Se Monti avrà il coraggio che ha dimostrato finora per massacrare con il suo rigore le speranze degli italiani potrebbe far notare con garbo bocconiano che qualcosa non funziona nella cronologia e nella tempistica alla quale Marpionne si aggrappa per spiegare l'assenza di nuovi modelli. Lui è arrivato in Fiat nel 2004, dicesi 2004, cioè cinque anni prima della crisi, e fin da quella data non si sono visti i modelli che avrebbero potuto risollevare le sorti dell'azienda.

Cinque anni prima della crisi (arrivata nel 2009) rappresentano un lustro che i concorrenti europei hanno sfruttato bene con i risultati che oggi gli consentono di rimanere a galla. Invece di spremere il know-how della Fiat in questa direzione, ha preferito farsi regalare la Chrysler da Obama lasciando che la creatività del design made in Italy andasse a farsi fottere.

È una domanda molto impertinente che va diritta al cuore di un manager, esperto di finanza e legato a quella Famiglia dove è facile rispondere ""io ho deciso, io non posso, io intendo, io gestisco". Lo stesso linguaggio che userà sabato pomeriggio nel salottino di Palazzo Chigi.


2- CANZIO NON PERDONA MONTI E GRILLI
Anche il ministro del Tesoro, Vittorio Grilli, seguirà con estrema attenzione l'incontro di sabato pomeriggio con l'uomo nero della Fiat.

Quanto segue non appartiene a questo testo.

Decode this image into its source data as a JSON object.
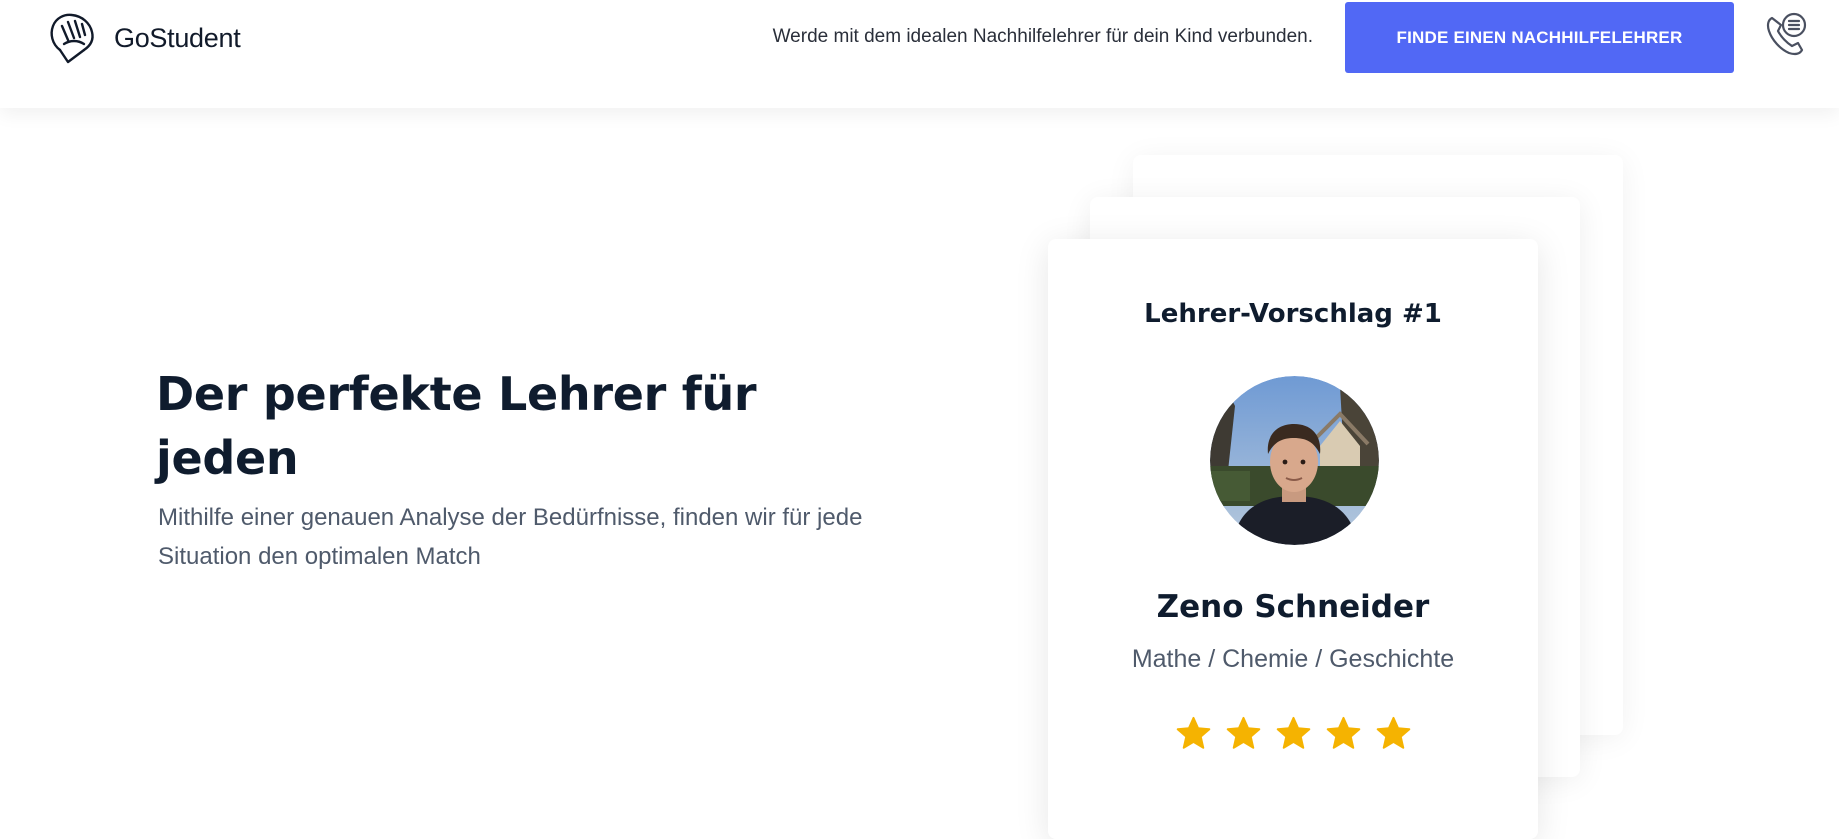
{
  "header": {
    "logo_text": "GoStudent",
    "logo_icon": "gostudent-hand-logo-icon",
    "tagline": "Werde mit dem idealen Nachhilfelehrer für dein Kind verbunden.",
    "cta_label": "FINDE EINEN NACHHILFELEHRER",
    "phone_icon": "phone-callback-icon"
  },
  "hero": {
    "title": "Der perfekte Lehrer für jeden",
    "subtitle": "Mithilfe einer genauen Analyse der Bedürfnisse, finden wir für jede Situation den optimalen Match"
  },
  "teacher_card": {
    "heading": "Lehrer-Vorschlag #1",
    "name": "Zeno Schneider",
    "subjects": "Mathe / Chemie / Geschichte",
    "rating": 5,
    "rating_max": 5,
    "avatar_icon": "teacher-photo"
  },
  "colors": {
    "accent": "#5168f5",
    "star": "#f5b301",
    "text_dark": "#0f1c2e",
    "text_muted": "#4f5a6b"
  }
}
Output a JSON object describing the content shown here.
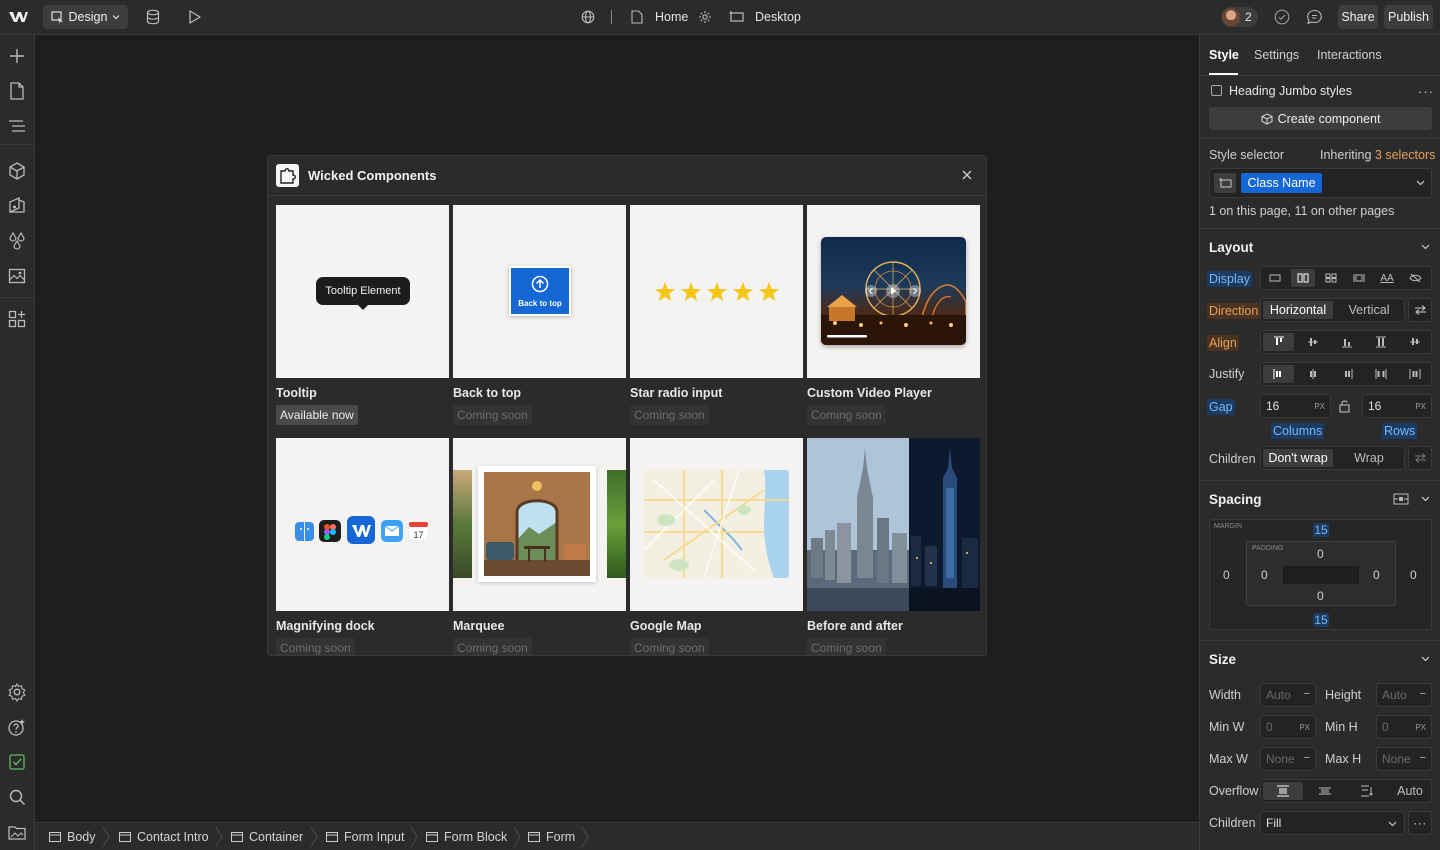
{
  "topbar": {
    "mode_label": "Design",
    "page_label": "Home",
    "breakpoint_label": "Desktop",
    "collaborators_count": "2",
    "share_label": "Share",
    "publish_label": "Publish"
  },
  "modal": {
    "title": "Wicked Components",
    "items": [
      {
        "title": "Tooltip",
        "status": "Available now",
        "preview_text": "Tooltip Element"
      },
      {
        "title": "Back to top",
        "status": "Coming soon",
        "preview_text": "Back to top"
      },
      {
        "title": "Star radio input",
        "status": "Coming soon"
      },
      {
        "title": "Custom Video Player",
        "status": "Coming soon"
      },
      {
        "title": "Magnifying dock",
        "status": "Coming soon"
      },
      {
        "title": "Marquee",
        "status": "Coming soon"
      },
      {
        "title": "Google Map",
        "status": "Coming soon"
      },
      {
        "title": "Before and after",
        "status": "Coming soon"
      }
    ]
  },
  "panel": {
    "tabs": [
      "Style",
      "Settings",
      "Interactions"
    ],
    "heading_checkbox_label": "Heading Jumbo styles",
    "create_component_label": "Create component",
    "style_selector_label": "Style selector",
    "inheriting_prefix": "Inheriting",
    "inheriting_link": "3 selectors",
    "class_name": "Class Name",
    "usage_text": "1 on this page, 11 on other pages",
    "layout": {
      "title": "Layout",
      "display_label": "Display",
      "direction_label": "Direction",
      "direction_options": [
        "Horizontal",
        "Vertical"
      ],
      "align_label": "Align",
      "justify_label": "Justify",
      "gap_label": "Gap",
      "gap_columns": "16",
      "gap_rows": "16",
      "gap_unit": "PX",
      "columns_label": "Columns",
      "rows_label": "Rows",
      "children_label": "Children",
      "children_options": [
        "Don't wrap",
        "Wrap"
      ]
    },
    "spacing": {
      "title": "Spacing",
      "margin_label": "MARGIN",
      "padding_label": "PADDING",
      "margin_top": "15",
      "margin_bottom": "15",
      "margin_left": "0",
      "margin_right": "0",
      "padding_top": "0",
      "padding_bottom": "0",
      "padding_left": "0",
      "padding_right": "0"
    },
    "size": {
      "title": "Size",
      "width_label": "Width",
      "height_label": "Height",
      "min_w_label": "Min W",
      "min_h_label": "Min H",
      "max_w_label": "Max W",
      "max_h_label": "Max H",
      "auto": "Auto",
      "none": "None",
      "zero": "0",
      "px": "PX",
      "overflow_label": "Overflow",
      "overflow_auto": "Auto",
      "children_label": "Children",
      "children_value": "Fill"
    }
  },
  "breadcrumbs": [
    "Body",
    "Contact Intro",
    "Container",
    "Form Input",
    "Form Block",
    "Form"
  ],
  "colors": {
    "accent_blue": "#1467d4",
    "accent_orange": "#e8a058",
    "star_yellow": "#f5c518"
  }
}
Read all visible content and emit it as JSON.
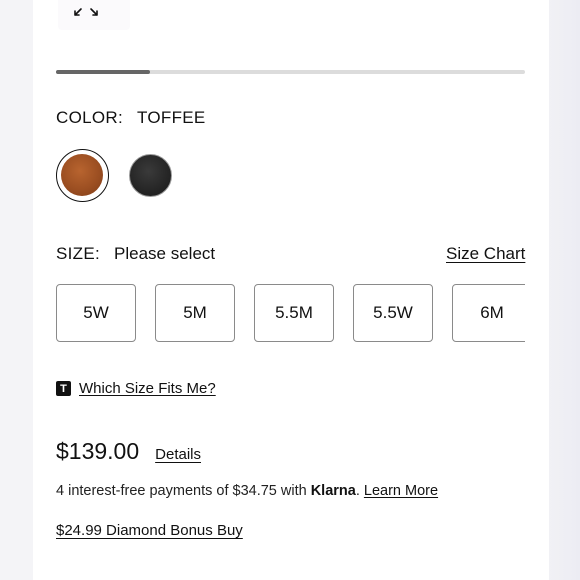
{
  "gallery": {
    "expand_icon": "expand-arrows-icon",
    "progress": 0.2
  },
  "color": {
    "label": "COLOR:",
    "selected": "TOFFEE",
    "swatches": [
      {
        "name": "Toffee",
        "hex": "#9c4f22",
        "selected": true
      },
      {
        "name": "Black",
        "hex": "#222222",
        "selected": false
      }
    ]
  },
  "size": {
    "label": "SIZE:",
    "value": "Please select",
    "chart_link": "Size Chart",
    "options": [
      "5W",
      "5M",
      "5.5M",
      "5.5W",
      "6M"
    ]
  },
  "fit": {
    "icon": "t-logo-icon",
    "link": "Which Size Fits Me?"
  },
  "pricing": {
    "price": "$139.00",
    "details_link": "Details",
    "klarna_prefix": "4 interest-free payments of $34.75 with ",
    "klarna_brand": "Klarna",
    "klarna_period": ". ",
    "learn_more": "Learn More",
    "bonus_link": "$24.99 Diamond Bonus Buy"
  }
}
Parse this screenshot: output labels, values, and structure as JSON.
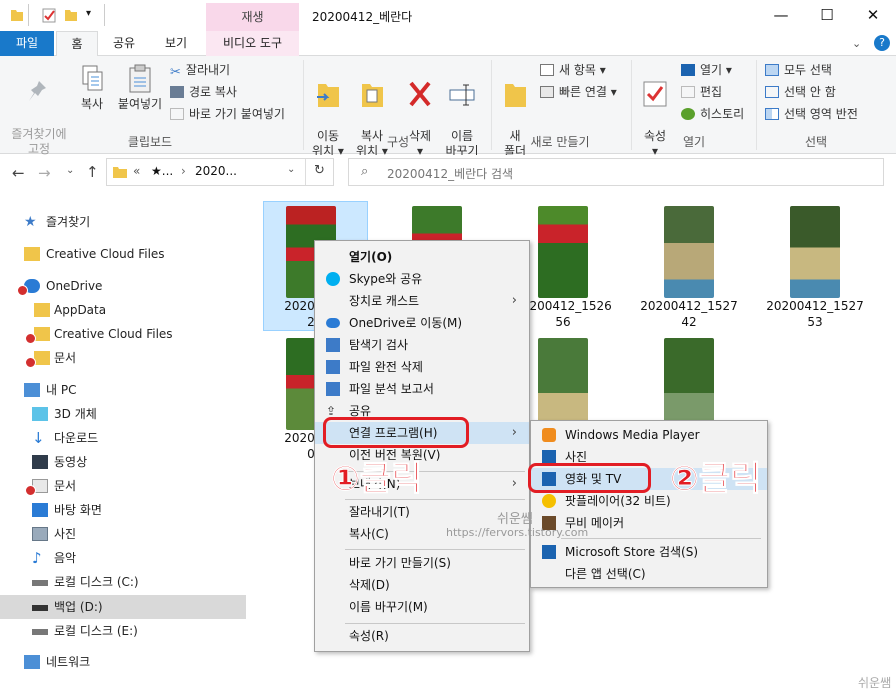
{
  "window": {
    "title": "20200412_베란다",
    "context_tab_group": "재생",
    "controls": {
      "minimize": "—",
      "maximize": "☐",
      "close": "✕"
    }
  },
  "ribbon_tabs": [
    "파일",
    "홈",
    "공유",
    "보기",
    "비디오 도구"
  ],
  "ribbon": {
    "clipboard": {
      "pin": "즐겨찾기에\n고정",
      "copy": "복사",
      "paste": "붙여넣기",
      "cut": "잘라내기",
      "copy_path": "경로 복사",
      "paste_shortcut": "바로 가기 붙여넣기",
      "label": "클립보드"
    },
    "organize": {
      "move_to": "이동\n위치 ▾",
      "copy_to": "복사\n위치 ▾",
      "delete": "삭제\n▾",
      "rename": "이름\n바꾸기",
      "label": "구성"
    },
    "new": {
      "new_folder": "새\n폴더",
      "new_item": "새 항목 ▾",
      "easy_access": "빠른 연결 ▾",
      "label": "새로 만들기"
    },
    "open": {
      "properties": "속성\n▾",
      "open": "열기 ▾",
      "edit": "편집",
      "history": "히스토리",
      "label": "열기"
    },
    "select": {
      "select_all": "모두 선택",
      "select_none": "선택 안 함",
      "invert": "선택 영역 반전",
      "label": "선택"
    }
  },
  "address": {
    "path_prefix": "«",
    "path_star": "★...",
    "path_current": "2020...",
    "search_placeholder": "20200412_베란다 검색"
  },
  "nav_pane": [
    {
      "label": "즐겨찾기",
      "icon": "star-icon"
    },
    {
      "label": "Creative Cloud Files",
      "icon": "cc-folder-icon"
    },
    {
      "label": "OneDrive",
      "icon": "cloud-icon"
    },
    {
      "label": "AppData",
      "icon": "folder-icon"
    },
    {
      "label": "Creative Cloud Files",
      "icon": "folder-icon"
    },
    {
      "label": "문서",
      "icon": "document-icon"
    },
    {
      "label": "내 PC",
      "icon": "pc-icon"
    },
    {
      "label": "3D 개체",
      "icon": "cube-icon"
    },
    {
      "label": "다운로드",
      "icon": "download-icon"
    },
    {
      "label": "동영상",
      "icon": "video-icon"
    },
    {
      "label": "문서",
      "icon": "document-icon"
    },
    {
      "label": "바탕 화면",
      "icon": "desktop-icon"
    },
    {
      "label": "사진",
      "icon": "pictures-icon"
    },
    {
      "label": "음악",
      "icon": "music-icon"
    },
    {
      "label": "로컬 디스크 (C:)",
      "icon": "drive-icon"
    },
    {
      "label": "백업 (D:)",
      "icon": "drive-icon"
    },
    {
      "label": "로컬 디스크 (E:)",
      "icon": "drive-icon"
    },
    {
      "label": "네트워크",
      "icon": "network-icon"
    }
  ],
  "files": [
    {
      "name_line1": "2020041",
      "name_line2": "2"
    },
    {
      "name_line1": "",
      "name_line2": ""
    },
    {
      "name_line1": "20200412_1526",
      "name_line2": "56"
    },
    {
      "name_line1": "20200412_1527",
      "name_line2": "42"
    },
    {
      "name_line1": "20200412_1527",
      "name_line2": "53"
    },
    {
      "name_line1": "2020041",
      "name_line2": "0"
    }
  ],
  "context_menu": {
    "items": [
      "열기(O)",
      "Skype와 공유",
      "장치로 캐스트",
      "OneDrive로 이동(M)",
      "탐색기 검사",
      "파일 완전 삭제",
      "파일 분석 보고서",
      "공유",
      "연결 프로그램(H)",
      "이전 버전 복원(V)",
      "보내기(N)",
      "잘라내기(T)",
      "복사(C)",
      "바로 가기 만들기(S)",
      "삭제(D)",
      "이름 바꾸기(M)",
      "속성(R)"
    ]
  },
  "submenu": {
    "items": [
      "Windows Media Player",
      "사진",
      "영화 및 TV",
      "팟플레이어(32 비트)",
      "무비 메이커",
      "Microsoft Store 검색(S)",
      "다른 앱 선택(C)"
    ]
  },
  "annotations": {
    "step1": "①클릭",
    "step2": "②클릭",
    "watermark_name": "쉬운쌤",
    "watermark_url": "https://fervors.tistory.com",
    "corner_mark": "쉬운쌤"
  },
  "colors": {
    "accent": "#1979ca",
    "highlight": "#cfe3f4",
    "callout": "#e21d24",
    "video_tab": "#f9d8ea"
  }
}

In questo momento davanti a lui non c'è un manager scaltro e decisionista ma un burosauro che si mette di traverso e sta creando grossi problemi. Il pallido ministro deve vedersela ogni giorno con il Ragioniere Generale dello Stato, Mario Canzio, il 65enne salernitano che dal 1972 ha imparato a memoria i conti dello Stato. Le impiegate del ministero hanno molta simpatia per questo personaggio, coniugato con due figli, che ostenta baffetti seducenti e una fisionomia quasi simile a quella di Salvatore Rossi, il vice direttore generale della Banca d'Italia.

Dietro il volto sorridente Canzio nasconde la natura di un mastino che non fa sconti in nome di uno stile da grand commis e di un'esperienza unica. Il pallido Grilli ha dovuto prendere atto della sua intransigenza quando Monti ha deciso di affidare le forbici della spesa pubblica all'aretino Enrico Bondi, una scelta che Canzio non ha affatto digerito nonostante lo stipendio da 652mila euro che lo colloca al secondo posto nella classifica dei manager pubblici.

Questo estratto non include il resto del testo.